Een arts die bij euthanasie bijvoorbeeld geen tweede arts raadpleegt, worden door het OM niet aangepakt omdat strafrechtelijke vervolging in geen verhouding zou staan tot de overtreding. Daardoor gaan deze artsen geheel en al vrijuit. De mogelijkheid dat de Inspectie voor de Gezondheidszorg de zaak voor het medisch tuchtcollege brengt, wat de arts in kwestie een berisping op kan leveren of een tijdelijk verbod om te werken, wordt vanwege personeelsgebrek zelden benut. Dat moet veranderen, schrijft Ross nu aan de Tweede Kamer.

Overigens kan de inspectie ook minder vergaande maatregelen nemen, zoals het aangaan van een gesprek met de desbetreffende arts.

De evaluatie van de euthanasiewet gaf vorig jaar aan dat het aantal geregistreerde euthanasiegevallen daalt. In 2002 waren dat er nog 2123; vorig jaar waren het er 1815. Ross start nu een onderzoek om vast te stellen of er -bijvoorbeeld door betere palliatieve zorg- daadwerkelijk minder euthanasieverzoeken worden gedaan of dat artsen vaker weigeren te melden. In dat onderzoek zal zij ook nagaan wat voor artsen de redenen zijn om in bepaalde gevallen niet te melden.

In elk geval zullen zorginstellingen hun personeel via protocollen aan moeten sporen altijd melding te maken van euthanasie, vindt de staatssecretaris. In formulieren zullen de zorgvuldigheidseisen duidelijker moeten worden omschreven, zodat artsen beter weten wanneer zij aan de criteria voldoen en daardoor vaker zullen melden. De meldingsbereidheid is nu nog onvoldoende, weet Ross.

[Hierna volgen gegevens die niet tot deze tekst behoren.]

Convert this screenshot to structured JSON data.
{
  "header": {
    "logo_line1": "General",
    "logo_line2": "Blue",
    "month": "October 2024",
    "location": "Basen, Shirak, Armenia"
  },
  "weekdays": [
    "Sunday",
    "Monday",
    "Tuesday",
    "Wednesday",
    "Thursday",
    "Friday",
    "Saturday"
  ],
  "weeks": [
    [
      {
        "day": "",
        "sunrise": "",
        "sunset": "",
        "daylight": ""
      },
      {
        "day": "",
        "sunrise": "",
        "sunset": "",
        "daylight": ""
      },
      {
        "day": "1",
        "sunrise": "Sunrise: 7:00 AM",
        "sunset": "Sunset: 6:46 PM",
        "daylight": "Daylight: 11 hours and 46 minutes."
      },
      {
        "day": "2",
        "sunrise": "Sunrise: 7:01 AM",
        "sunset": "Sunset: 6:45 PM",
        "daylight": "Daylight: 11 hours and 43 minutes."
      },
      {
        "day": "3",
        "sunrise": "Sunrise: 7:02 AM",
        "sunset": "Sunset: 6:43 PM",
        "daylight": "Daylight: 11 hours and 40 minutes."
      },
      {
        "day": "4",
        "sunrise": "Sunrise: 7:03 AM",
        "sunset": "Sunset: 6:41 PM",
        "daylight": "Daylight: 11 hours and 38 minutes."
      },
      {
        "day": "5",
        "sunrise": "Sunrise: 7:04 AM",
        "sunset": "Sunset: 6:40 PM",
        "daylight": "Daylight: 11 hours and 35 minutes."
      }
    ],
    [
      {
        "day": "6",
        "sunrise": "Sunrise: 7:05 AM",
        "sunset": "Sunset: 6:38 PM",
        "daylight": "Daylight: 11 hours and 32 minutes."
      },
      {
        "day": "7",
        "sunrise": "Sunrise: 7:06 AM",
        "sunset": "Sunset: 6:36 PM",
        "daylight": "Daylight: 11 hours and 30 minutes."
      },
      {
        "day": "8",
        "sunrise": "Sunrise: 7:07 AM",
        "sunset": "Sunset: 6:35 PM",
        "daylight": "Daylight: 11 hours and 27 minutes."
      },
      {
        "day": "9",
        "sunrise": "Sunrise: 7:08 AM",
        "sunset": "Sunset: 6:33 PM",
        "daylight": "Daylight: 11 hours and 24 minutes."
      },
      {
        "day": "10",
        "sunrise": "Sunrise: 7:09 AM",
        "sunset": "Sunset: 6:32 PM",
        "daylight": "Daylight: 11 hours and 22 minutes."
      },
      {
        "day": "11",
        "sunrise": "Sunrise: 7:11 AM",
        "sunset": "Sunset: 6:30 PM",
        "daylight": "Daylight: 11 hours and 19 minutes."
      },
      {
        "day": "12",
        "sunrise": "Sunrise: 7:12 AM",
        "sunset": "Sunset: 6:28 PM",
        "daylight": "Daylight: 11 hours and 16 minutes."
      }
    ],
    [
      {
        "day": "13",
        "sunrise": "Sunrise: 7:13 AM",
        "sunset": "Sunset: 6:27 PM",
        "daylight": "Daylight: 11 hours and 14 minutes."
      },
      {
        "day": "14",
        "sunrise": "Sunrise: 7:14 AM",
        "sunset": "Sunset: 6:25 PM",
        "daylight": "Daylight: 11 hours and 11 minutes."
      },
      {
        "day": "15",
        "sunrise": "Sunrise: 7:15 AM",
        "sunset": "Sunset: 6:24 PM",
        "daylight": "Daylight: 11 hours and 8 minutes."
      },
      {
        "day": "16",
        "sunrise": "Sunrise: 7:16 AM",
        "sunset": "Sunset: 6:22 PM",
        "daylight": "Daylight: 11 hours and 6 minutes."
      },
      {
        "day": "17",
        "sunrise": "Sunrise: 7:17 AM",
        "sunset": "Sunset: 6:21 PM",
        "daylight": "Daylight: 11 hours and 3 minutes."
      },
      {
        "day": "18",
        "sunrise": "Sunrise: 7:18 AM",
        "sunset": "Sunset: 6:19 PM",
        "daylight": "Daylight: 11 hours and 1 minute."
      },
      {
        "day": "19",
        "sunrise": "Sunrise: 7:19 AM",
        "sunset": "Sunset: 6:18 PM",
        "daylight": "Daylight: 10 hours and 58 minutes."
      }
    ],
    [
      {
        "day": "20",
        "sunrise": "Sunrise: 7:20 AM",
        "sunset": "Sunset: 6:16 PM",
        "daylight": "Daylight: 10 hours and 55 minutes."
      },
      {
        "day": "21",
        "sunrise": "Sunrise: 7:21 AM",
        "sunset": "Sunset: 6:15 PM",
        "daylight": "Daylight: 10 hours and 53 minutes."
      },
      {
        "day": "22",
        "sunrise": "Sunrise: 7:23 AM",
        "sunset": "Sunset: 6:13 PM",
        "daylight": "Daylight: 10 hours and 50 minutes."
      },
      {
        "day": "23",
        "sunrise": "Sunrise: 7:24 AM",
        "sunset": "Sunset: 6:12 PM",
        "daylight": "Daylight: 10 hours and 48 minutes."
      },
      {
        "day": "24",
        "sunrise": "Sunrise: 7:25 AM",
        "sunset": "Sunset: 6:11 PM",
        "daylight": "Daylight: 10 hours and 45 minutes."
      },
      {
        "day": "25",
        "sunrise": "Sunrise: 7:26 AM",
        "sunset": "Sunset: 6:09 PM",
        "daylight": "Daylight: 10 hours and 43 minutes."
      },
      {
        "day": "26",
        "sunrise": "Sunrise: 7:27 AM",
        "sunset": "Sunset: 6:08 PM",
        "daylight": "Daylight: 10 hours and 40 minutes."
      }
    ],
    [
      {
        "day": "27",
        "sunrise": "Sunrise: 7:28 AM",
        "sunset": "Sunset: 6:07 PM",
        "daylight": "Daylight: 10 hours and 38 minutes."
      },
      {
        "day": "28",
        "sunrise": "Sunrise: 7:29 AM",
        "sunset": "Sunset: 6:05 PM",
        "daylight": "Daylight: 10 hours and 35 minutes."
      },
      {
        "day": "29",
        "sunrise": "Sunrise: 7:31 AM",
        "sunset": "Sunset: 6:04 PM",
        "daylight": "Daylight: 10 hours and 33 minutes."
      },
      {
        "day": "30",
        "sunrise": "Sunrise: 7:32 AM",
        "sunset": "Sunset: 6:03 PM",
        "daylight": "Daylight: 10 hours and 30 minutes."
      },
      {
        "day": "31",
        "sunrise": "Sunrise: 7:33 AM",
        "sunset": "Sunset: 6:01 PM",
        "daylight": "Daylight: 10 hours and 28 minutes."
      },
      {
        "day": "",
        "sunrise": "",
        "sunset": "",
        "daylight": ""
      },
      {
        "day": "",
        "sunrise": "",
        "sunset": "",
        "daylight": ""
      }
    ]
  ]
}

Een belangrijk hulpmiddel kan verder zijn het opzetten van een databank, met daarin de beoordelingen van de regionale toetsingscommissies inzake concrete gevallen, schrijft de staatssecretaris. Van de oordelen over die, overigens geanonimiseerde, gevallen kunnen artsen dan kennisnemen. Dit vergroot de transparantie en de eenduidigheid over de zorgvuldigheidseisen, meent het kabinet.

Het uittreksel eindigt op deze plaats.